Una delle tesi del socialismo è che la rivoluzione
socialista, se considerata nel suo corso complessivo, dal suo inizio alla
sua vittoria, dalla formazione dei primi nuclei organizzati di comunisti
fino all’instaurazione della dittatura del proletariato (ossia all’inizio
della fase socialista - della fase della transizione delle masse popolari
dal capitalismo al comunismo sotto la direzione della classe operaia) è un
fenomeno sociale che, per le contraddizioni che costituiscono la natura del
fenomeno, per le relazioni tra esse, per il suo svolgimento e le leggi che
lo governano, per i metodi con cui viene condotta, appartiene più al genere
della campagna militare o, meglio ancora, della guerra, che al genere della
campagna elettorale, più che a quello della lotta tra due partiti
nell’ambito dei regimi borghesi, più che a quello della lotta sindacale o
della contrattazione commerciale.
Questa è la conclusione che tiriamo dal bilancio
dell’esperienza della rivoluzione socialista, dei quasi 160 anni trascorsi
dalla pubblicazione del
Manifesto del
partito comunista (1848). Da questa conclusione tiriamo
l’indicazione che i comunisti devono studiare la dottrina militare, l’arte e
la scienza militare per dare soluzioni giuste ai problemi della lotta per
instaurare il socialismo. Tutti i grandi dirigenti del movimento comunista
lo hanno fatto. Il disinteresse di un partito comunista per lo studio
dell’arte e della dottrine militari sono un indizio pressoché sicuro che il
partito non sta svolgendo in modo giusto il suo ruolo. Questo
indipendentemente dal fatto che in quella fase il partito abbia o non abbia
sue formazioni armate. La guerra non è solo, e a volte neanche
principalmente, una questione di armi. È un particolare rapporto di
antagonismo tra gruppi umani: famiglie, tribù, popoli, classi. La lotta per
instaurare il socialismo è una guerra tra classi: la classe operaia vuole
prendere la direzione del resto delle masse popolari (essa può emancipare se
stessa dalla dipendenza dalla borghesia solo emancipando tutta l’umanità),
la borghesia cerca in ogni modo e con ogni mezzo di conservare la direzione
che ha conquistato anni fa togliendola ai nobili e al clero.

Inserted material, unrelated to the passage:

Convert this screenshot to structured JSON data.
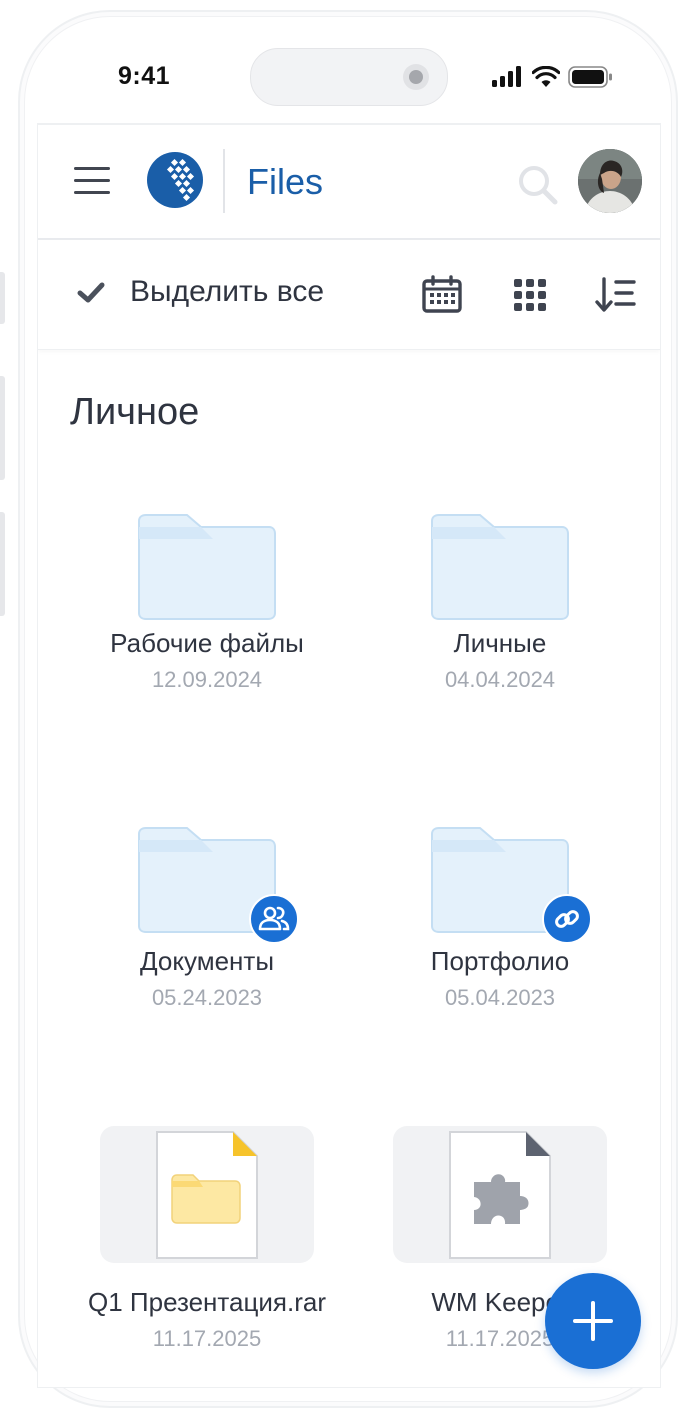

La classe operaia può concludere questa guerra tra classi
con l’eliminazione della borghesia, mentre la borghesia non può concluderla
con l’eliminazione della classe operaia. Essa vive sfruttando la classe
operaia, non ne può fare a meno, la rigenera continuamente. Può solo imporre
delle tregue infliggendo pesanti sconfitte alle forze organizzate della
classe operaia. Le sconfitte possono essere dovute alla forza della
borghesia o a errori delle forze organizzate della classe operaia. Vi è
l’andamento della guerra a livello dei singoli paesi e l’andamento della
guerra a livello mondiale. I due movimenti sono distinti, ma si influenzano
reciprocamente.
La guerra popolare rivoluzionaria è la scienza di questa
particolare guerra. Essa è stata compiutamente elaborata da Mao Tse-tung
riferendosi però al caso particolare della Cina. Sta a noi oggi elaborarla
sia per quanto riguarda il nostro paese come comunisti italiani, sia a
livello mondiale come membri del movimento comunista internazionale. Come
ogni scienza essa è frutto dell’elaborazione dell’esperienza passata e si
arricchisce man mano che l’esperienza e il bilancio dell’esperienza
avanzano. La sua verifica sta sia nel fatto che alla sua luce risultano
chiare le connessioni tra tutti gli elementi dell’esperienza passata che
prima sembravano casuali e sconnessi, sia nel fatto che grazie ad essa
possiamo guidare con maggiore successo la nostra pratica.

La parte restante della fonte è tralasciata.